Lincoln's Farewell Address  to Springfield, Illinois. 
February 11th, 1861

No one, not in my situation, can appreciate my feelings of sadness at this parting.  To this place, and the kindness of you people, I owe everything.  I have lived here a quarter of a century, and passed from a young to an old man.  Here my children have been born and one is buried.  I now leave, not knowing when or whether ever I may return.

I am called upon to assume the Presidency at a time when eleven of our sovereign states have announced their intention to secede from the Union, when threats of war increase in fierceness from day to day.

It is a grave duty which I now face.  In preparing for it, I have tried to enquire: what great principle or ideal is it that has kept this Union so long together?  And I believe that it was not the mere matter of separation of the colonies from the motherland, but that sentiment in the Declaration of Independence which gave liberty to the people of this country and hope to all the world.  This sentiment was the fulfillment of an ancient dream, which men have held through all time, that they might one day shake off their chains and find freedom in the brotherhood of life.  We gained democracy, and now there is the question of whether it is fit to survive.

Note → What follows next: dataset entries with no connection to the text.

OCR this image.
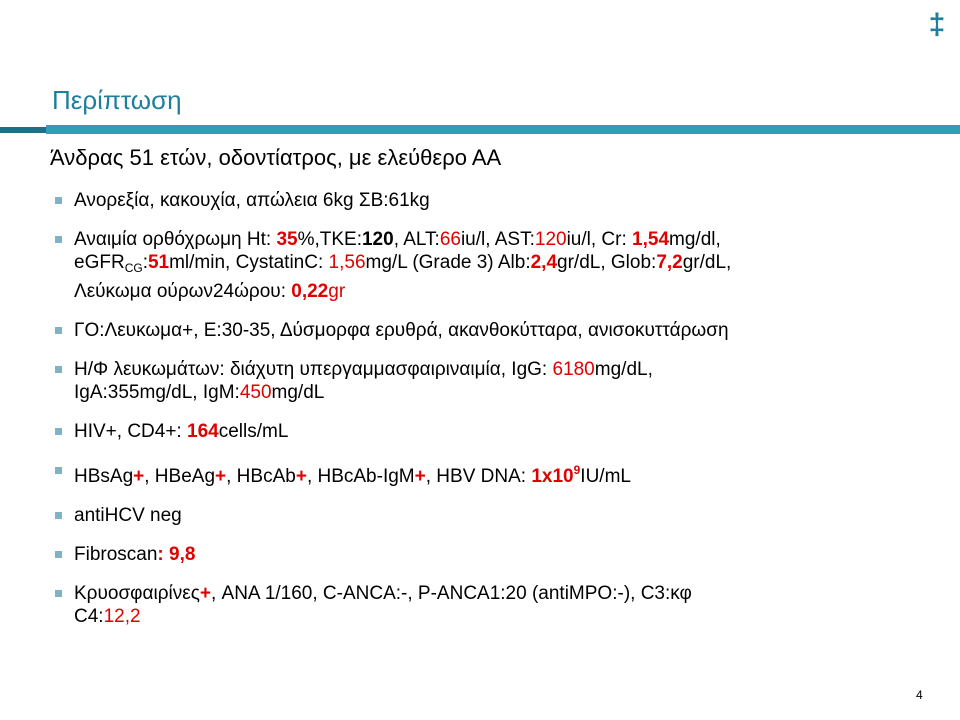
‡
Περίπτωση
Άνδρας 51 ετών, οδοντίατρος, με ελεύθερο ΑΑ
Ανορεξία, κακουχία, απώλεια 6kg ΣΒ:61kg
Αναιμία ορθόχρωμη Ht: 35%,TKE:120, ALT:66iu/l, AST:120iu/l, Cr: 1,54mg/dl,
eGFR$_{CG}$:51ml/min, CystatinC: 1,56mg/L (Grade 3) Alb:2,4gr/dL, Glob:7,2gr/dL,
Λεύκωμα ούρων24ώρου: 0,22gr
ΓΟ:Λευκωμα+, Ε:30-35, Δύσμορφα ερυθρά, ακανθοκύτταρα, ανισοκυττάρωση
Η/Φ λευκωμάτων: διάχυτη υπεργαμμασφαιριναιμία, IgG: 6180mg/dL,
IgA:355mg/dL, IgM:450mg/dL
HIV+, CD4+: 164cells/mL
HBsAg+, HBeAg+, HBcAb+, HBcAb-IgM+, HBV DNA: $1x10^9IU/mL$
antiHCV neg
Fibroscan: 9,8
Κρυοσφαιρίνες+, ANA 1/160, C-ANCA:-, P-ANCA1:20 (antiMPO:-), C3:κφ
C4:12,2
4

Perhaps we have come to the dreadful day of awakening, and the dream is ended.  If so, I am afraid it must be ended forever.  I cannot believe that ever again will men have the opportunity we have had.  Perhaps we should admit that, and concede that our ideals of liberty and equality are decadent and doomed.  I have heard of an eastern monarch who once charged his wise men to invent him a sentence which would be true and appropriate in all times and situations.  They presented him with the words, "And this too shall pass away."

That is a comforting thought in time of affliction--"And this too shall pass away."  And yet--let us believe that it is not true!  Let us live to prove that we can cultivate the natural world that is about us, and the intellectual and moral world that is within us, so that we may secure an individual, social and political prosperity, whose course shall be forward, and which, while the earth endures, shall not pass away....

I commend you to the care of the Almighty, as I hope that in your prayers you will remember me....Good-bye my friends and neighbors."